Use Agent Teams when you have genuinely independent workstreams (frontend + backend + tests), need multiple perspectives simultaneously (parallel code review), or when a single agent's context window would overflow from the scope of work.

Tips

  • Start small: 3-5 teammates max; token cost scales with every agent.
  • Right model for the job: use Haiku for simple/mechanical tasks, Sonnet or Opus for complex reasoning.
  • Plans without blocking: instead of "require plan approval", tell agents to write plans to .claude/plans/ first. You get the artifact without every agent stalling in plan mode waiting for input.
  • Two-session workflow: for very large projects, run one tmux session for a research team and a separate one for the implementation team.
  • Use git worktrees for file isolation when agents edit overlapping parts of the codebase.

Token cost vs. context isolation

Running a team is more expensive than a single agent. Each teammate is an independent Claude session with its own context window, so a 5-agent team can consume roughly 5× the tokens of one agent working alone over the same wall-clock time.
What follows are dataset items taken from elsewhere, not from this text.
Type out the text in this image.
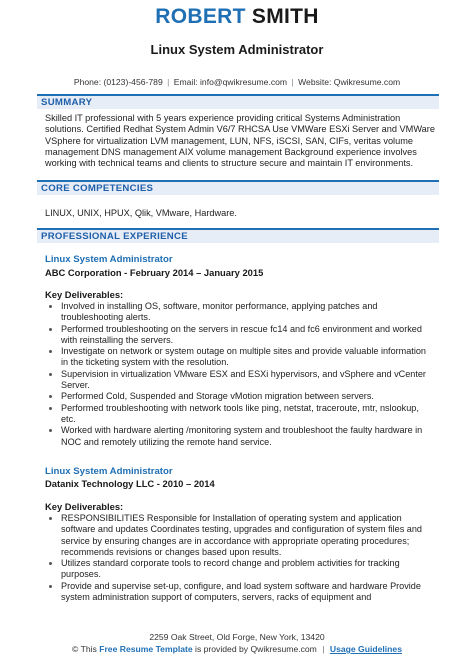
ROBERT SMITH
Linux System Administrator
Phone: (0123)-456-789 | Email: info@qwikresume.com | Website: Qwikresume.com
SUMMARY
Skilled IT professional with 5 years experience providing critical Systems Administration solutions. Certified Redhat System Admin V6/7 RHCSA Use VMWare ESXi Server and VMWare VSphere for virtualization LVM management, LUN, NFS, iSCSI, SAN, CIFs, veritas volume management DNS management AIX volume management Background experience involves working with technical teams and clients to structure secure and maintain IT environments.
CORE COMPETENCIES
LINUX, UNIX, HPUX, Qlik, VMware, Hardware.
PROFESSIONAL EXPERIENCE
Linux System Administrator
ABC Corporation - February 2014 – January 2015
Key Deliverables:
Involved in installing OS, software, monitor performance, applying patches and troubleshooting alerts.
Performed troubleshooting on the servers in rescue fc14 and fc6 environment and worked with reinstalling the servers.
Investigate on network or system outage on multiple sites and provide valuable information in the ticketing system with the resolution.
Supervision in virtualization VMware ESX and ESXi hypervisors, and vSphere and vCenter Server.
Performed Cold, Suspended and Storage vMotion migration between servers.
Performed troubleshooting with network tools like ping, netstat, traceroute, mtr, nslookup, etc.
Worked with hardware alerting /monitoring system and troubleshoot the faulty hardware in NOC and remotely utilizing the remote hand service.
Linux System Administrator
Datanix Technology LLC - 2010 – 2014
Key Deliverables:
RESPONSIBILITIES Responsible for Installation of operating system and application software and updates Coordinates testing, upgrades and configuration of system files and service by ensuring changes are in accordance with appropriate operating procedures; recommends revisions or changes based upon results.
Utilizes standard corporate tools to record change and problem activities for tracking purposes.
Provide and supervise set-up, configure, and load system software and hardware Provide system administration support of computers, servers, racks of equipment and
2259 Oak Street, Old Forge, New York, 13420
© This Free Resume Template is provided by Qwikresume.com | Usage Guidelines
The trade-off is real: more agents = more tokens, but safer context per agent.

FactorSingle agent5-agent team
Token usageLower~5× higher
Context per agentGrows large over timeStays small and focused
Risk of context overloadHigher on long tasksLower (each agent sees only its slice)
Parallel throughputSequentialParallel

Practical guidance:

  • Use Haiku for teammates doing mechanical work (searching, linting, testing). Reserve Sonnet/Opus for the agents that need to reason deeply.
  • Avoid spawning agents just to parallelize; only split work that is genuinely independent.
  • For a quick task that one agent can finish in a few turns, skip Agent Teams entirely. Parallel subagents are the lighter option if you still need some concurrency.